Nous ne pouvons plus faire confiance ni aux médias et ni au système judiciaire pour être les premiers défenseurs de la démocratie. Aux principes démocratiques de justice, d’équité, d’égalité, de justice sociale et de respect se substituent la haine, la bigoterie, la cupidité, l’individualisme et l’égoïsme, parce qu’un trop grand nombre d’entre nous ont considéré la démocratie comme acquise. Nous avons renoncé à notre responsabilité sociale qui consiste à défendre fièrement la démocratie et ses institutions. Nous avons permis aux idées minoritaires de gagner du terrain, profitant de notre complaisance. Les classes ne sont plus les lieux où les jeunes acquièrent les connaissances, les compétences et les aptitudes qui leur sont nécessaires pour monter la garde et défendre les principes démocratiques de l’humanité, acquis au cours de plusieurs siècles de luttes sanglantes.

Nos responsabilités ont été redéfinies pour nous dans ce nouvel ordre mondial. Nous ne pouvons plus nous contenter d’enseigner un programme académique. Notre rôle consiste aussi à promouvoir et à diffuser les droits humains et la démocratie, en tant que priorités fondamentales. En somme, notre mission consiste à former des êtres humains dignes et respectueux et à édifier une société juste et équitable. Nous devons être en mesure d’exercer notre esprit critique, d’analyser et d’évaluer, et être suffisamment courageux/euses pour rejeter toute forme d’extrémisme de droite. Les écoles et l’enseignement qui y est dispensé doivent avoir une portée et des objectifs plus larges. Leur mission doit être replacée dans le contexte du nouvel ordre mondial, qui menace de ramener la société moderne à l’époque des dirigeant(e)s et monarques, où le capital humain était une propriété détenue et exploitée par certain(e)s pour exprimer leur pouvoir absolu. Le défi nous a été lancé à nous, les enseignant(e)s, de promouvoir et défendre la démocratie comme jamais auparavant.

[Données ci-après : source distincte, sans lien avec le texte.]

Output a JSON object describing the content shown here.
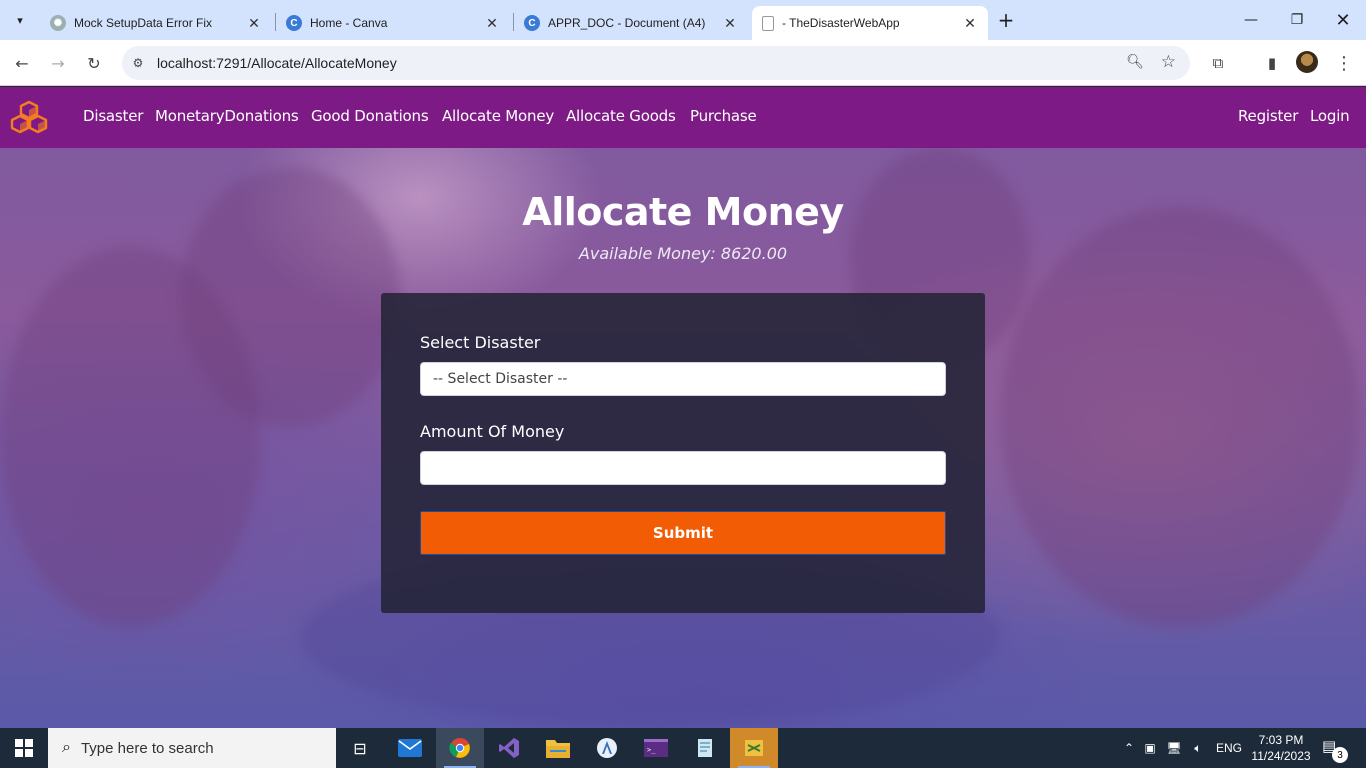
{
  "browser": {
    "tabs": [
      {
        "title": "Mock SetupData Error Fix",
        "icon": "chatgpt-icon"
      },
      {
        "title": "Home - Canva",
        "icon": "canva-icon"
      },
      {
        "title": "APPR_DOC - Document (A4)",
        "icon": "canva-icon"
      },
      {
        "title": "- TheDisasterWebApp",
        "icon": "page-icon",
        "active": true
      }
    ],
    "url": "localhost:7291/Allocate/AllocateMoney"
  },
  "navbar": {
    "links": [
      "Disaster",
      "MonetaryDonations",
      "Good Donations",
      "Allocate Money",
      "Allocate Goods",
      "Purchase"
    ],
    "auth": [
      "Register",
      "Login"
    ],
    "color": "#7e1a85"
  },
  "main": {
    "title": "Allocate Money",
    "subtitle": "Available Money: 8620.00",
    "form": {
      "disaster_label": "Select Disaster",
      "disaster_selected": "-- Select Disaster --",
      "amount_label": "Amount Of Money",
      "amount_value": "",
      "submit_label": "Submit",
      "submit_color": "#f25c05"
    }
  },
  "taskbar": {
    "search_placeholder": "Type here to search",
    "language": "ENG",
    "time": "7:03 PM",
    "date": "11/24/2023",
    "notification_count": "3"
  }
}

Les philosophies enseignées aujourd’hui dans les écoles se refléteront dans les structures de gouvernance de demain. Notre capacité à adapter rapidement nos différents rôles à ce nouveau paradigme et celle à adopter une position offensive au travers de notre syndicat détermineront la mesure dans laquelle nous pourrons sauver notre société des convoitises des dictateurs et autres démagogues. Nos syndicats doivent recevoir tout le soutien dont ils ont besoin pour mener ce combat. Nous devons discuter entre nous des menaces croissantes qui pèsent sur la démocratie partout autour de nous, en reconnaissant que nous ne vivons pas dans l’isolement mais que nous faisons partie d’un village mondial.

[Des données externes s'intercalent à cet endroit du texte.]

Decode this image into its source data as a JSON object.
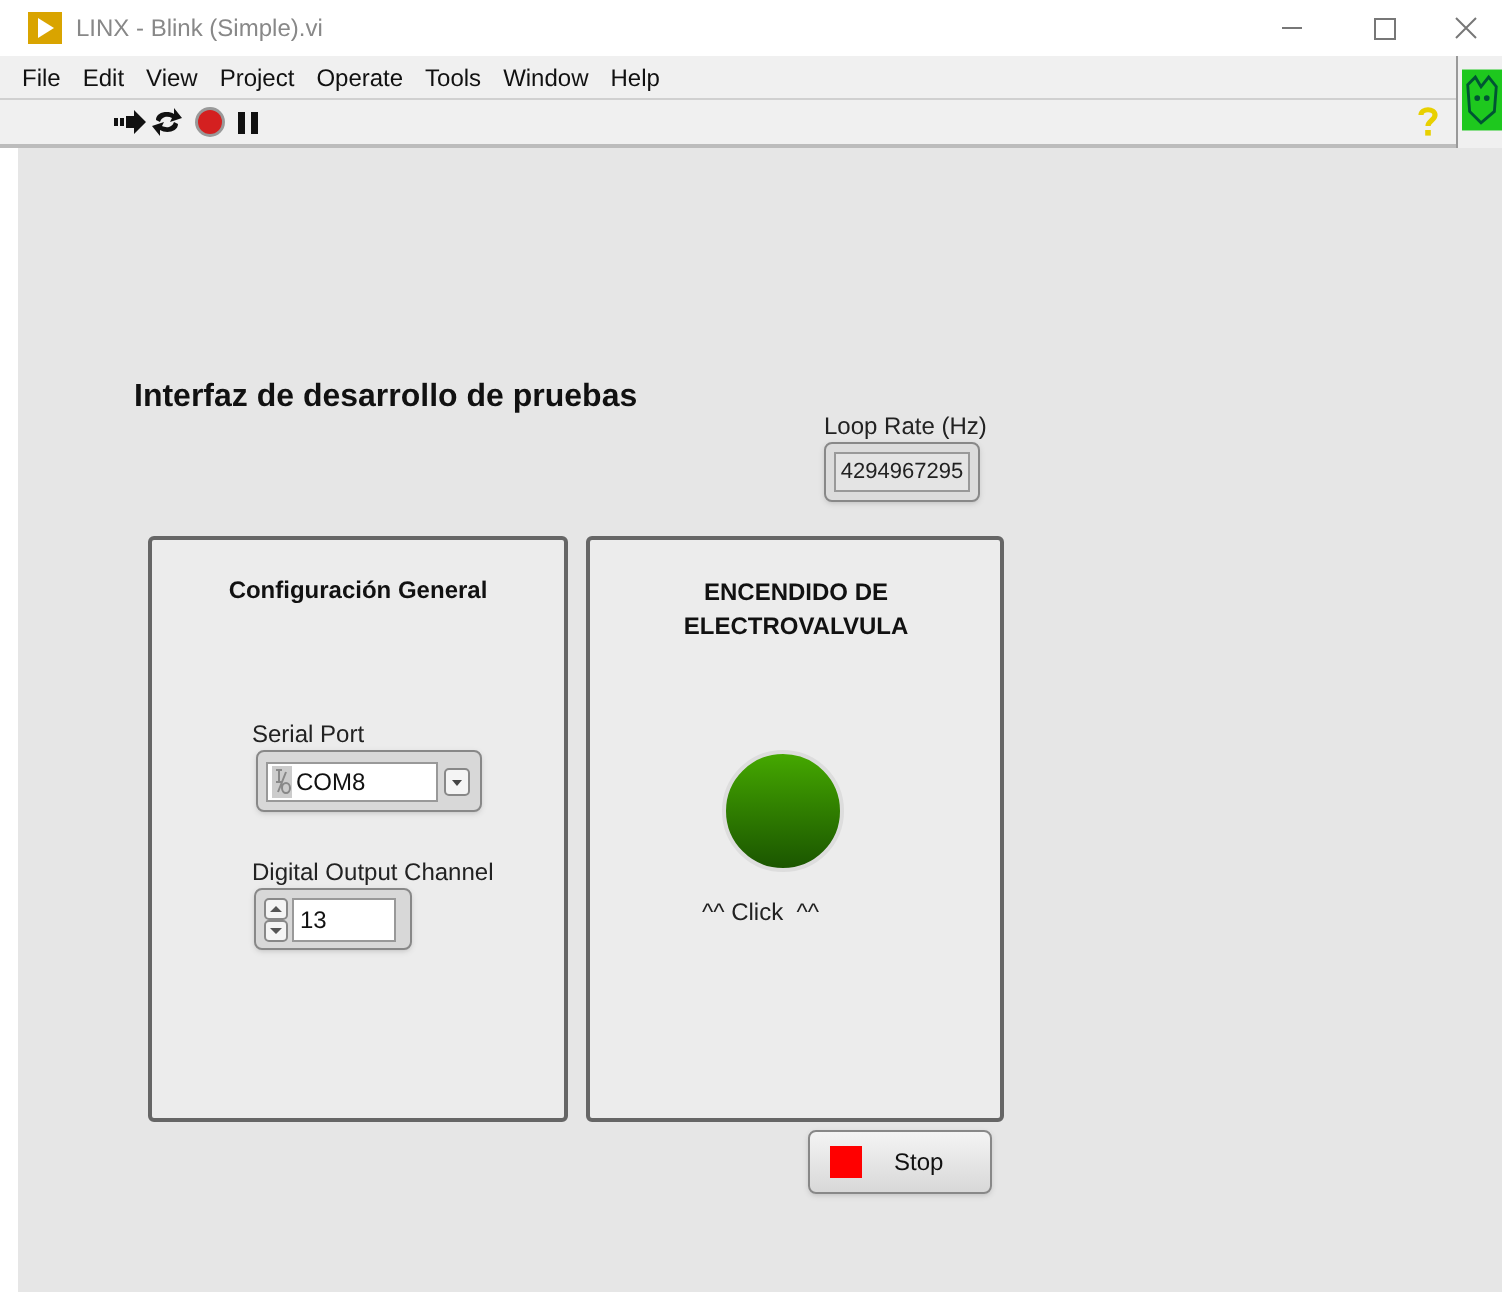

Engagement et inclusion ne sont plus une option, mais une obligation. Le monstre est déjà à nos portes, prêt à phagocyter nos sociétés, qui se complaisent quelquefois à vivre dans une ignorance proche de la béatitude, marquée par la complaisance ou l’abandon des responsabilités civiques. Heureusement, l’IE mène une lutte courageuse à l’échelle mondiale, partout où les syndicats et la démocratie sont menacés. L’IE et ses affiliés à travers le monde doivent continuer à s’exprimer d’une seule voix et envoyer un message fort pour rappeler que nous, les enseignant(e)s, poursuivrons notre combat avec cette arme que représente l’éducation - une arme que nous continuerons à brandir et que jamais nous ne déposerons. En solidarité, nous devons toutes et tous nous mobiliser pour défendre nos droits et nos libertés.

NB : ce billet de blog est inspiré d’un article publié initialement dans le Trinidad & Tobago Newsday. Republié avec autorisation.

Le contenu et les avis exprimés dans ce blog sont ceux de son auteur et ne reflètent pas nécessairement la position officielle de l’Internationale de l’Education.